The following quote is also precisely relevant to the RS 2477 question: “Nothing passes a perfect title to public lands, with the exception of a few cases, but a patent. The exceptions are, where Congress grants lands, in words of present grant,” (Wilcox v. Jackson, 13 Pet. 498, 516 (1839). If a “present grant” can pass “perfect title” in land, then certainly a “present grant” can also pass a particular right in land as well. By the words “is hereby granted,” RS 2477 was nothing if not a “present grant.” And if a granted “perfect title” in land cannot be revoked by the granting sovereign, then neither can a granted right in land be revoked.

From the analysis above, it would seem conclusive that an express grant of “right-of-way” to “construct highways” over “unreserved public lands” cannot be revoked as Congress presumes to have done under the Federal Land Management and Policy Act of 1976. Accordingly, any passage way over unreserved public lands that a State might either construct or claim as a public “highway” is a valid sovereign claim of the State under the “complete, finished, and enforceable” RS 2477 grant. Highways over unreserved public lands which are claimed by a State are, therefore, physical manifestations of independent State sovereignty. Maintenance and use of these highways are, therefore, actions subject to sovereign State regulation and State law. Violations of State laws associated with State highways must be adjudicated in State courts. Accordingly, any action by Congress or a federal land agency to alter or direct the construction or use of a claimed State “highway” is a direct challenge to State sovereignty.

A San Juan County, Utah, commissioner and one county resident have recently been convicted of violating a road closure decision issued by the Bureau of Land Management. The road at issue is claimed by the County, a subdivision of the sovereign State, as a public highway.

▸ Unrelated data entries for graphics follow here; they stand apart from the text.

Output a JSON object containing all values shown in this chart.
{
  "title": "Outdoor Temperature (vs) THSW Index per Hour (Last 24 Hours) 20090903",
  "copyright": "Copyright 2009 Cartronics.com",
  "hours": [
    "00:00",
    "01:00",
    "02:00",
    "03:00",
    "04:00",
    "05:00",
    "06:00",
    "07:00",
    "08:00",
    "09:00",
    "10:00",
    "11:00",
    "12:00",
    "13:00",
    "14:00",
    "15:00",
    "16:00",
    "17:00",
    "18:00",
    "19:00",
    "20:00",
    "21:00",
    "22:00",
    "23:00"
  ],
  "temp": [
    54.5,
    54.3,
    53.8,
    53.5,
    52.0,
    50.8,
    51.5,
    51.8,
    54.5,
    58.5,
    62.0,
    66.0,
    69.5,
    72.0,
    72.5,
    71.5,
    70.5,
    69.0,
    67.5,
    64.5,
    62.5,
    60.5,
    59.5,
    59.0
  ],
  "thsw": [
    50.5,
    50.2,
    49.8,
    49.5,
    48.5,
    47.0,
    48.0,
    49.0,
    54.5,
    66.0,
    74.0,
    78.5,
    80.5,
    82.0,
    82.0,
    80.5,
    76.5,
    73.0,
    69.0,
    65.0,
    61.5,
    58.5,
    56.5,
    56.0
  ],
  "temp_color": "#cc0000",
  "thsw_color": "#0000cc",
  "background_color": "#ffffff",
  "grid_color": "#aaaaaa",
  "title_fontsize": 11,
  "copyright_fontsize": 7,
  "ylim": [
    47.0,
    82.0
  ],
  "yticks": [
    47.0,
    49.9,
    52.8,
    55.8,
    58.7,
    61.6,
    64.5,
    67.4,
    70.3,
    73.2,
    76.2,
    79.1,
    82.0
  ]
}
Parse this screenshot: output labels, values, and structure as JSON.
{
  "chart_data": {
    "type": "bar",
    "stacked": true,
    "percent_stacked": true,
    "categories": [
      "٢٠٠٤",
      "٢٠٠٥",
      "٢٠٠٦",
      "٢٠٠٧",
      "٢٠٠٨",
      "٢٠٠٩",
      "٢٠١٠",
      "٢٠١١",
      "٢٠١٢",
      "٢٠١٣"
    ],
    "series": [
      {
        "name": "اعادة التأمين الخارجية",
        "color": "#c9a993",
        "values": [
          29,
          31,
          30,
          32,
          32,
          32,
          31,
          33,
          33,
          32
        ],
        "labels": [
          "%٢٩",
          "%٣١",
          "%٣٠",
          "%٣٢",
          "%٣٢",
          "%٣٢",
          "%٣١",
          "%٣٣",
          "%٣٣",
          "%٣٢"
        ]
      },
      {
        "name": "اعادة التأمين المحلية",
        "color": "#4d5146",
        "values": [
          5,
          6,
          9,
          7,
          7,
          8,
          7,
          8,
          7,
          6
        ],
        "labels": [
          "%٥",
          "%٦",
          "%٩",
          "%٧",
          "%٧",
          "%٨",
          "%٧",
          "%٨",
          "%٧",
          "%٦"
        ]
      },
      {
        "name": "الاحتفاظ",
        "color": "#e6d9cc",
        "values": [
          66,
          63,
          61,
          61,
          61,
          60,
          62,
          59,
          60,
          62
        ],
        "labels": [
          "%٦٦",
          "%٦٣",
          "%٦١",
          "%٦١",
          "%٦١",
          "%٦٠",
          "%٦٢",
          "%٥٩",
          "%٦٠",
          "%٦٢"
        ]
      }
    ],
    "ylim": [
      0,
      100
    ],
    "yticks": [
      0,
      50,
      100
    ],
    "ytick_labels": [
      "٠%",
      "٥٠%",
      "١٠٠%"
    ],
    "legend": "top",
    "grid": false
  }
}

Apparently the sole question entertained by the court was simply whether the agency’s closure directive was violated. But there is a much more fundamental question which, apparently, has not been raised or litigated. That question is simply this: Does Congress possess the authority to strip the States of a granted sovereign right to build and declare public highways as the public need requires upon unreserved public lands? This is a question of greater than local interest. It is a question that goes to the heart of independent State sovereignty and constitutional federalism:

“Clearly, Congress could exact of the new State the surrender of no attribute inherent in her character as a sovereign independent State, or indispensable to her equality with her sister States, necessarily implied and guarantied (sic) by the very nature of the Federal compact. Obviously, and it may be said primarily, among the incidents of that equality, is the right to make improvements in the rivers, water-courses, and highways, situated within the State.” Withers v. Buckley, 61 US 84, (1857).